Sterling fell to a record low against the dollar early on Monday and British bonds came under fire over concerns about the government’s fiscal plan, unleashing calls for the Bank of England to raise interest rates immediately to restore investor confidence.
“(It) is more about the massive interest rate hike that is killing the sector,” said Markets.com analyst Neil Wilson.
The home-building index fell 6% to its lowest level since March 2013.
“The pound is driving expectations of further interest rate increases, which means lower house prices,” said Sam Cullen, analyst at Bill Hunt.
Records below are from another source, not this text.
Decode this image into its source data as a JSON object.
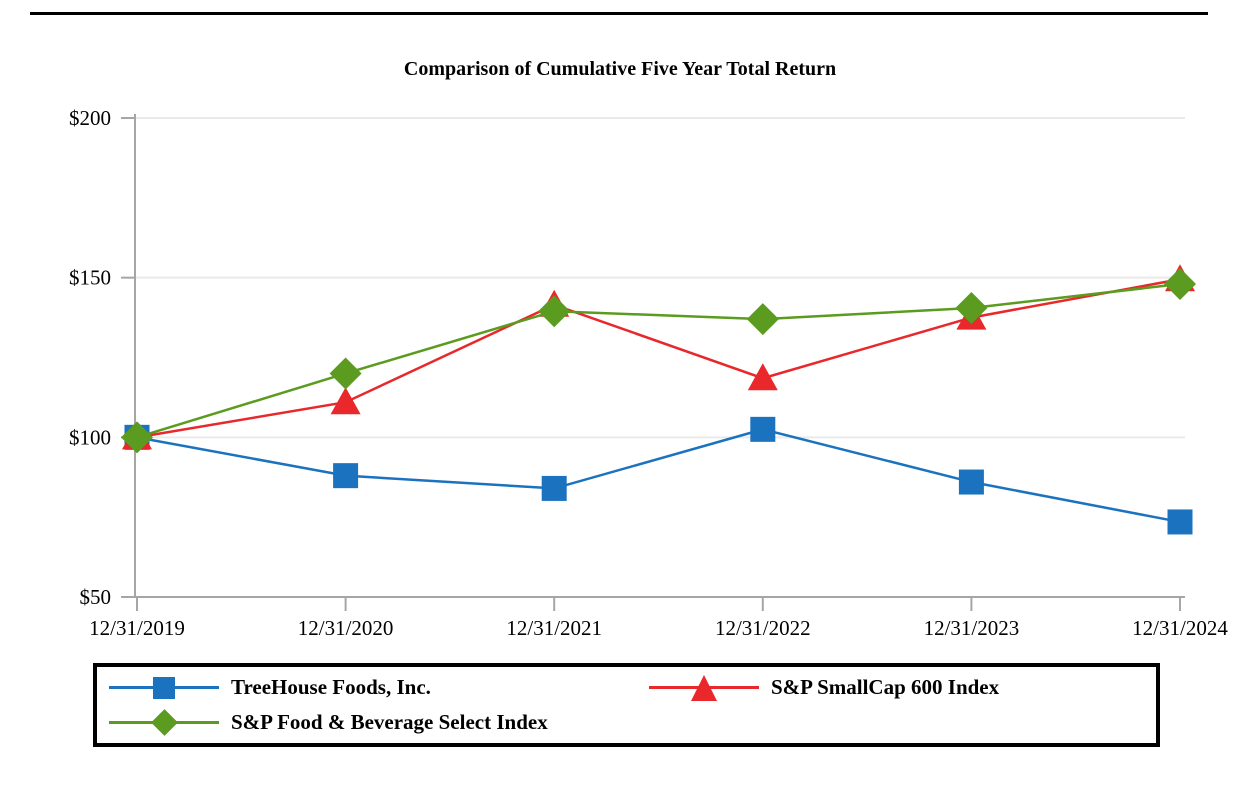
{
  "title": "Comparison of Cumulative Five Year Total Return",
  "chart_data": {
    "type": "line",
    "title": "Comparison of Cumulative Five Year Total Return",
    "categories": [
      "12/31/2019",
      "12/31/2020",
      "12/31/2021",
      "12/31/2022",
      "12/31/2023",
      "12/31/2024"
    ],
    "series": [
      {
        "name": "TreeHouse Foods, Inc.",
        "marker": "square",
        "color": "#1B72BE",
        "values": [
          100,
          88,
          84,
          102.5,
          86,
          73.5
        ]
      },
      {
        "name": "S&P SmallCap 600 Index",
        "marker": "triangle",
        "color": "#E8282B",
        "values": [
          100,
          111,
          141.5,
          118.5,
          137.5,
          149.5
        ]
      },
      {
        "name": "S&P Food & Beverage Select Index",
        "marker": "diamond",
        "color": "#5B9B20",
        "values": [
          100,
          120,
          139.5,
          137,
          140.5,
          148
        ]
      }
    ],
    "yticks": [
      {
        "value": 200,
        "label": "$200"
      },
      {
        "value": 150,
        "label": "$150"
      },
      {
        "value": 100,
        "label": "$100"
      },
      {
        "value": 50,
        "label": "$50"
      }
    ],
    "ylim": [
      50,
      200
    ],
    "grid": "horizontal",
    "legend_position": "bottom-boxed",
    "axis_color": "#A6A6A6",
    "gridline_color": "#EAEAEA"
  }
}
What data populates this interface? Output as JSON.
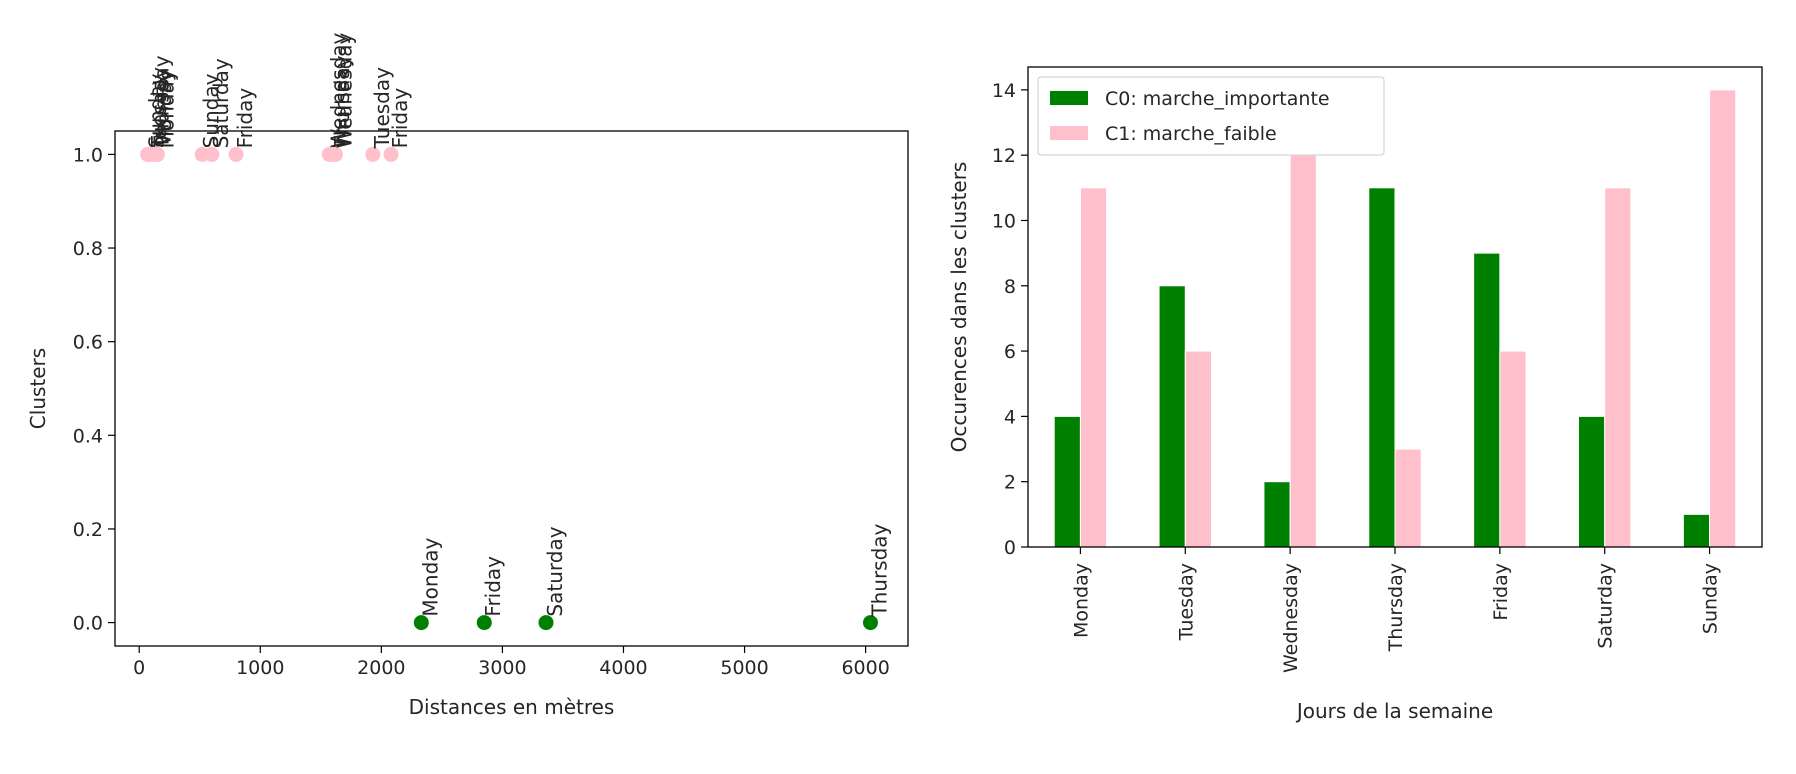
{
  "chart_data": [
    {
      "type": "scatter",
      "title": "",
      "xlabel": "Distances en mètres",
      "ylabel": "Clusters",
      "xlim": [
        -200,
        6350
      ],
      "ylim": [
        -0.05,
        1.05
      ],
      "xticks": [
        0,
        1000,
        2000,
        3000,
        4000,
        5000,
        6000
      ],
      "yticks": [
        0.0,
        0.2,
        0.4,
        0.6,
        0.8,
        1.0
      ],
      "xtick_labels": [
        "0",
        "1000",
        "2000",
        "3000",
        "4000",
        "5000",
        "6000"
      ],
      "ytick_labels": [
        "0.0",
        "0.2",
        "0.4",
        "0.6",
        "0.8",
        "1.0"
      ],
      "grid": false,
      "colors": {
        "0": "#008000",
        "1": "#ffc0cb"
      },
      "points": [
        {
          "x": 2330,
          "y": 0,
          "cluster": 0,
          "label": "Monday"
        },
        {
          "x": 2850,
          "y": 0,
          "cluster": 0,
          "label": "Friday"
        },
        {
          "x": 3360,
          "y": 0,
          "cluster": 0,
          "label": "Saturday"
        },
        {
          "x": 6040,
          "y": 0,
          "cluster": 0,
          "label": "Thursday"
        },
        {
          "x": 70,
          "y": 1,
          "cluster": 1,
          "label": "Sunday"
        },
        {
          "x": 90,
          "y": 1,
          "cluster": 1,
          "label": "Tuesday"
        },
        {
          "x": 110,
          "y": 1,
          "cluster": 1,
          "label": "Thursday"
        },
        {
          "x": 130,
          "y": 1,
          "cluster": 1,
          "label": "Monday"
        },
        {
          "x": 150,
          "y": 1,
          "cluster": 1,
          "label": "Monday"
        },
        {
          "x": 520,
          "y": 1,
          "cluster": 1,
          "label": "Sunday"
        },
        {
          "x": 600,
          "y": 1,
          "cluster": 1,
          "label": "Saturday"
        },
        {
          "x": 800,
          "y": 1,
          "cluster": 1,
          "label": "Friday"
        },
        {
          "x": 1570,
          "y": 1,
          "cluster": 1,
          "label": "Wednesday"
        },
        {
          "x": 1600,
          "y": 1,
          "cluster": 1,
          "label": "Thursday"
        },
        {
          "x": 1620,
          "y": 1,
          "cluster": 1,
          "label": "Wednesday"
        },
        {
          "x": 1930,
          "y": 1,
          "cluster": 1,
          "label": "Tuesday"
        },
        {
          "x": 2080,
          "y": 1,
          "cluster": 1,
          "label": "Friday"
        }
      ]
    },
    {
      "type": "bar",
      "title": "",
      "xlabel": "Jours de la semaine",
      "ylabel": "Occurences dans les clusters",
      "categories": [
        "Monday",
        "Tuesday",
        "Wednesday",
        "Thursday",
        "Friday",
        "Saturday",
        "Sunday"
      ],
      "ylim": [
        0,
        14.7
      ],
      "yticks": [
        0,
        2,
        4,
        6,
        8,
        10,
        12,
        14
      ],
      "ytick_labels": [
        "0",
        "2",
        "4",
        "6",
        "8",
        "10",
        "12",
        "14"
      ],
      "grid": false,
      "legend_position": "upper-left",
      "series": [
        {
          "name": "C0: marche_importante",
          "color": "#008000",
          "values": [
            4,
            8,
            2,
            11,
            9,
            4,
            1
          ]
        },
        {
          "name": "C1: marche_faible",
          "color": "#ffc0cb",
          "values": [
            11,
            6,
            12,
            3,
            6,
            11,
            14
          ]
        }
      ]
    }
  ]
}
Taylor Wimpy (LON :), persimmon (LON :), Berkeley Group (OTC :), and Barratt were down between 5.0% and 7.5% by 10:41 GMT, sending them lower.
Taylor Wimpey shares have hit their lowest levels since 2014, persimmons since 2016, and Barratt and Berkeley shares since March 2020.
UK homebuilders, whose stocks had their worst time ever during the 2008-2009 global financial crisis, have seen government support come and go over the past few years and have had to contend with several setbacks including uncertainty over Brexit and more recently the bill. $5 billion, to remove hazardous cladding from buildings after the 2017 deadly London fire.
They got a boost last week after Britain’s new chancellor Kwasi Quarting said stamp duty, a tax on home purchases, would be reduced.
However, there were signs of a slowdown in the housing market and fears of an impending recession in the sector remain, as the worsening cost-of-living crisis and sharp rise in mortgage rates cloud demand.
Taylor Wimpey last month announced a drop in sales for July, adding to those concerns.